Info about some of the other main ingredients used here-
Did you know the metabolism of sugar in the body needs many of the B vitamins many of which are found in valuable proportions in zucchini. As also zinc, magnesium, omega 3 fatty acids too are needed for the metabolism of sugar, again present in zucchini. In addition, special fibers such as pectin provided by this summer squash helps keep insulin metabolism and blood sugar levels in balance and also protects against the onset of diabetes type 2. More here.

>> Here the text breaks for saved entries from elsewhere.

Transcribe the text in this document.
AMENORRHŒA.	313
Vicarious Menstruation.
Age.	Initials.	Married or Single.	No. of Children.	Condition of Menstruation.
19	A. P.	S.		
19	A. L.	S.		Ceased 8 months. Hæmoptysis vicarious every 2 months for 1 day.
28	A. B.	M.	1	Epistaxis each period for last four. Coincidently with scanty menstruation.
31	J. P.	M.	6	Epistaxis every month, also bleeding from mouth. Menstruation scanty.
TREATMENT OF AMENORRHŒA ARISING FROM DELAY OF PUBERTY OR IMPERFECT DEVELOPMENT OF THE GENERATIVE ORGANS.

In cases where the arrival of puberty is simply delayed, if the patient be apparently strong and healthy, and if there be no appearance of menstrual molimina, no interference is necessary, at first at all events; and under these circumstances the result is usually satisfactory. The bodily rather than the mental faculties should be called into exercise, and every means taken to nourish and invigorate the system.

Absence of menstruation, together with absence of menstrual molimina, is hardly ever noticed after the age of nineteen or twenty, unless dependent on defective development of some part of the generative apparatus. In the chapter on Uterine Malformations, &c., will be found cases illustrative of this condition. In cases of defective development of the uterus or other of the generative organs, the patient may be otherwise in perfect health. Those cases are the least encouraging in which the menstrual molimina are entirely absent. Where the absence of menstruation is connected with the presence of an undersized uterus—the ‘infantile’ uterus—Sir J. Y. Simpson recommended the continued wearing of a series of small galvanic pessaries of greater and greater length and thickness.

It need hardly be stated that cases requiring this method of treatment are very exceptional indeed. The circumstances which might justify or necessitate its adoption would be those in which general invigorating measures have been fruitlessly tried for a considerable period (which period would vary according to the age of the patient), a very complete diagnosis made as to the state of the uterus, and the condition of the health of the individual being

Vegetables, in general are high in fiber, have low Glycemic Index. Generally non-starchy vegetables have 5 g of carbohydrates in 1/2 cup cooked or 1 cup raw. Most of this is fiber and hence need not be counted unless you eat more than 1 cup of cooked or 2 cups raw at a time. For more info. regarding non-starchy foods read here (diabetes.org)
I am not a nutritionist or dietitian. My knowledge and information is based on my research and reading from different resources. Please consult your doctor or dietitian before making any changes to your diet.